OTP (One-Time Password)

An OTP (one-time password) is a short authentication string that is valid for exactly one login or transaction. After it is used or after a short time window expires, it cannot be reused. OTPs are designed to mitigate the risk of password reuse and credential interception: even if the OTP is captured in transit, it has no value once consumed.

OTPs come in two main flavors. HOTP (HMAC-based One-Time Password, RFC 4226) generates codes from an incrementing counter shared between the server and the client. Each successful login increments the counter, so codes are produced in a deterministic but non-repeating sequence. TOTP (Time-based One-Time Password, RFC 6238) replaces the counter with the current time, divided into discrete windows of typically 30 seconds. Both schemes use a shared secret and HMAC-SHA1 (sometimes SHA256 or SHA512) to derive the visible digits from the underlying state.

In practice, OTP delivery happens through several channels:

• SMS: the server generates a random short code, sends it via the carrier network, and the user types it into the login form. This is the most common and least secure channel.
• Email: similar to SMS but delivered to an inbox, slower and slightly more secure.
• Authenticator app: TOTP code generated locally on a device using a secret exchanged at enrollment.
• Push notification: a one-tap confirmation prompt to a registered device.
• Hardware token: a dedicated device (RSA SecurID, YubiKey) that displays or transmits the code.
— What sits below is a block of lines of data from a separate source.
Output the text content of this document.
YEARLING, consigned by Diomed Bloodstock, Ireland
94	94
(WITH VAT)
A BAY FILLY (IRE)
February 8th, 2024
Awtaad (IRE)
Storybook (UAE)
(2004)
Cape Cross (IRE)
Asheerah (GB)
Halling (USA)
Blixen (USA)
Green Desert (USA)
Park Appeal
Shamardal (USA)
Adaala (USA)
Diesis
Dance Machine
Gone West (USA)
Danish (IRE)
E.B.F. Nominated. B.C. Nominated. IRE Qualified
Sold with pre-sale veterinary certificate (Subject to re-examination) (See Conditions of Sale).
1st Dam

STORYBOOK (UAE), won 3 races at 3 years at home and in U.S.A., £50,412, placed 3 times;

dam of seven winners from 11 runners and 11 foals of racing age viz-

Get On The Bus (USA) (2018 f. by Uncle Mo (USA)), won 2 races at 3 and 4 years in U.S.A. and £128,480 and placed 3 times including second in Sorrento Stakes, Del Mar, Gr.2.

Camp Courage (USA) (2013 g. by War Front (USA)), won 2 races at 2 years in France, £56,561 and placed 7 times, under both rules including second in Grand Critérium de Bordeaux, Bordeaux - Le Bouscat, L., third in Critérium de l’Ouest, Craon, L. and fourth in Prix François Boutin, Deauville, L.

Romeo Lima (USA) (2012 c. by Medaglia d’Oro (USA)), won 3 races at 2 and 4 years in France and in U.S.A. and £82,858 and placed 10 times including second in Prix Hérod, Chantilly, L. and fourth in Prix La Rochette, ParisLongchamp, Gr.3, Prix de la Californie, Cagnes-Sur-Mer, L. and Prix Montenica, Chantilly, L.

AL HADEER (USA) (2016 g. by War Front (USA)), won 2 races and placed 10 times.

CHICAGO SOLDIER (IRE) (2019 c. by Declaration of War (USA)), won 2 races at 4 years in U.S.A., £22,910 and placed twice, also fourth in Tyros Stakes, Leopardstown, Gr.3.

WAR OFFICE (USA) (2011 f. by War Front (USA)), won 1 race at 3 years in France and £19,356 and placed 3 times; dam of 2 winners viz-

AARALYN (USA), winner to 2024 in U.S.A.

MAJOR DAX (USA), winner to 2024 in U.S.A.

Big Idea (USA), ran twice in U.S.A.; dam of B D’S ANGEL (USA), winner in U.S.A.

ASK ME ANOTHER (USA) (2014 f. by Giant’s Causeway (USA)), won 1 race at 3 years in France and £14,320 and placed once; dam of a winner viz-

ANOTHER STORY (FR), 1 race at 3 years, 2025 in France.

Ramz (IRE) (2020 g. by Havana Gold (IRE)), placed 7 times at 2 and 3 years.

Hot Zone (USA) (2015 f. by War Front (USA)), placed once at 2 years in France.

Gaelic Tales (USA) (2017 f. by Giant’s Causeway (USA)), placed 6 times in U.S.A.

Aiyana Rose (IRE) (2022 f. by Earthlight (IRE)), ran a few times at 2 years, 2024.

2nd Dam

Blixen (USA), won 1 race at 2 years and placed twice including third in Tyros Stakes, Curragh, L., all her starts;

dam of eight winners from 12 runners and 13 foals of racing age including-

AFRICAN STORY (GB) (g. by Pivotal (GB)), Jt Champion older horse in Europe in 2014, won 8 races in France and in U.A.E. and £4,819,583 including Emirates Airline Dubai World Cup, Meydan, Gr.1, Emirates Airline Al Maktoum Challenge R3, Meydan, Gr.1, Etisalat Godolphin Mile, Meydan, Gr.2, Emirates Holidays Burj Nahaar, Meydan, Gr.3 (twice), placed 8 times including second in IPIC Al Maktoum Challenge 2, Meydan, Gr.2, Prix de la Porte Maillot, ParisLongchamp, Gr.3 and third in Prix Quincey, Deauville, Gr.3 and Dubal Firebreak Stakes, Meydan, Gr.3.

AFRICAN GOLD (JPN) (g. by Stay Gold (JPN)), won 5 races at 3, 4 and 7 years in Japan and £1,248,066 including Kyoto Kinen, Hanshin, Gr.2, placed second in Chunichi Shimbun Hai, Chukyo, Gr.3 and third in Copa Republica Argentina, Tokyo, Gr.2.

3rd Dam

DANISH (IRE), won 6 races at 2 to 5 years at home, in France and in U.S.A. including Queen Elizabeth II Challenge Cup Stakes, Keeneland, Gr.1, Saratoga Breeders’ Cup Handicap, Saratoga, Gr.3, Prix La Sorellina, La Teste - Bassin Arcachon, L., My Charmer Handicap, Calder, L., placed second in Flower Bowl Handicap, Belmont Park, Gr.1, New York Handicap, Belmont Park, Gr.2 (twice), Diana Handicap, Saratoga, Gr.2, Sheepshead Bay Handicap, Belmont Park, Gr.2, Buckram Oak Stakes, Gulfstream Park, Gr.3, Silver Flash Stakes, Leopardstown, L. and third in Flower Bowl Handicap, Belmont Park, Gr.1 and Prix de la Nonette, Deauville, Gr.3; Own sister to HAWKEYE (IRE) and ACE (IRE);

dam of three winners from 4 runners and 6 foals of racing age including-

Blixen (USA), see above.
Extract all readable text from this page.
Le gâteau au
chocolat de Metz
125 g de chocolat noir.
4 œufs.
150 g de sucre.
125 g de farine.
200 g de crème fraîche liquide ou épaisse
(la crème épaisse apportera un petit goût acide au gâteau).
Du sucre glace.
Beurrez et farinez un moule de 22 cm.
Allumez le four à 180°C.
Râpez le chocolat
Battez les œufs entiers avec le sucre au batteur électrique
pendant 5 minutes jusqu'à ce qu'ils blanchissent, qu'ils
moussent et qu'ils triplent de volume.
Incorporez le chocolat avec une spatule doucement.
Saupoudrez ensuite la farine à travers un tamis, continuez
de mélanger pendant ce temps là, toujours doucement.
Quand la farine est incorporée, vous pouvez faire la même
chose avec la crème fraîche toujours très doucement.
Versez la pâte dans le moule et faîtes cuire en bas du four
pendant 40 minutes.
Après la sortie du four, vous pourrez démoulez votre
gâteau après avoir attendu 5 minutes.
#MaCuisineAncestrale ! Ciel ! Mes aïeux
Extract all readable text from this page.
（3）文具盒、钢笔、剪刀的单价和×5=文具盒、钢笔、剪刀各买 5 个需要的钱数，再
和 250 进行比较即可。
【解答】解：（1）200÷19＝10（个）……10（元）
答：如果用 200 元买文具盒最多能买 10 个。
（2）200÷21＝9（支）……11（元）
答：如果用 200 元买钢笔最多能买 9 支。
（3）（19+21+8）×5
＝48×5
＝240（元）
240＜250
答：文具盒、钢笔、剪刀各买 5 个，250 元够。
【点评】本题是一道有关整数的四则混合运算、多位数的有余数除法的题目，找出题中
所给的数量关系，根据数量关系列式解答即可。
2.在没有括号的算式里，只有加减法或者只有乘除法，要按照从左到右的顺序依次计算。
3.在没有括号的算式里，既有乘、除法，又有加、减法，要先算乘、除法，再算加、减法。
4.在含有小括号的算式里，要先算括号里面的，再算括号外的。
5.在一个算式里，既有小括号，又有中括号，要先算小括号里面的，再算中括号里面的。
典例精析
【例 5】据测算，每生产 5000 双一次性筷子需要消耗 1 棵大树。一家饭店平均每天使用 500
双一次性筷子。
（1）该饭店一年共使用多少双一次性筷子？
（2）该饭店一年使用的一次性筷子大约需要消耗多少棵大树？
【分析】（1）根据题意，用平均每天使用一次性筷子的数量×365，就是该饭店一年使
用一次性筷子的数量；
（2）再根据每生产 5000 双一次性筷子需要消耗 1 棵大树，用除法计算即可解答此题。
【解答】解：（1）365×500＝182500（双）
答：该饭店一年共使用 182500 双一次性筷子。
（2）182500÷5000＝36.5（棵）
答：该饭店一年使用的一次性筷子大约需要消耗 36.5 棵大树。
OTPs are a building block of 2FA and step-up authentication. The security of an OTP system depends entirely on the secrecy of the seed material and the integrity of the delivery channel — an OTP delivered over SMS to a SIM-swapped number provides no real protection. Locally-generated TOTP codes are stronger because there is no delivery channel to intercept.

Modern web standards (WebAuthn, passkeys) are gradually displacing OTPs because OTPs remain phishable: a user can be tricked into typing their OTP into a fake login page, and an attacker can replay it within the validity window. Despite this, OTP via SMS or authenticator app remains the de facto standard for second-factor authentication on the consumer web in 2026.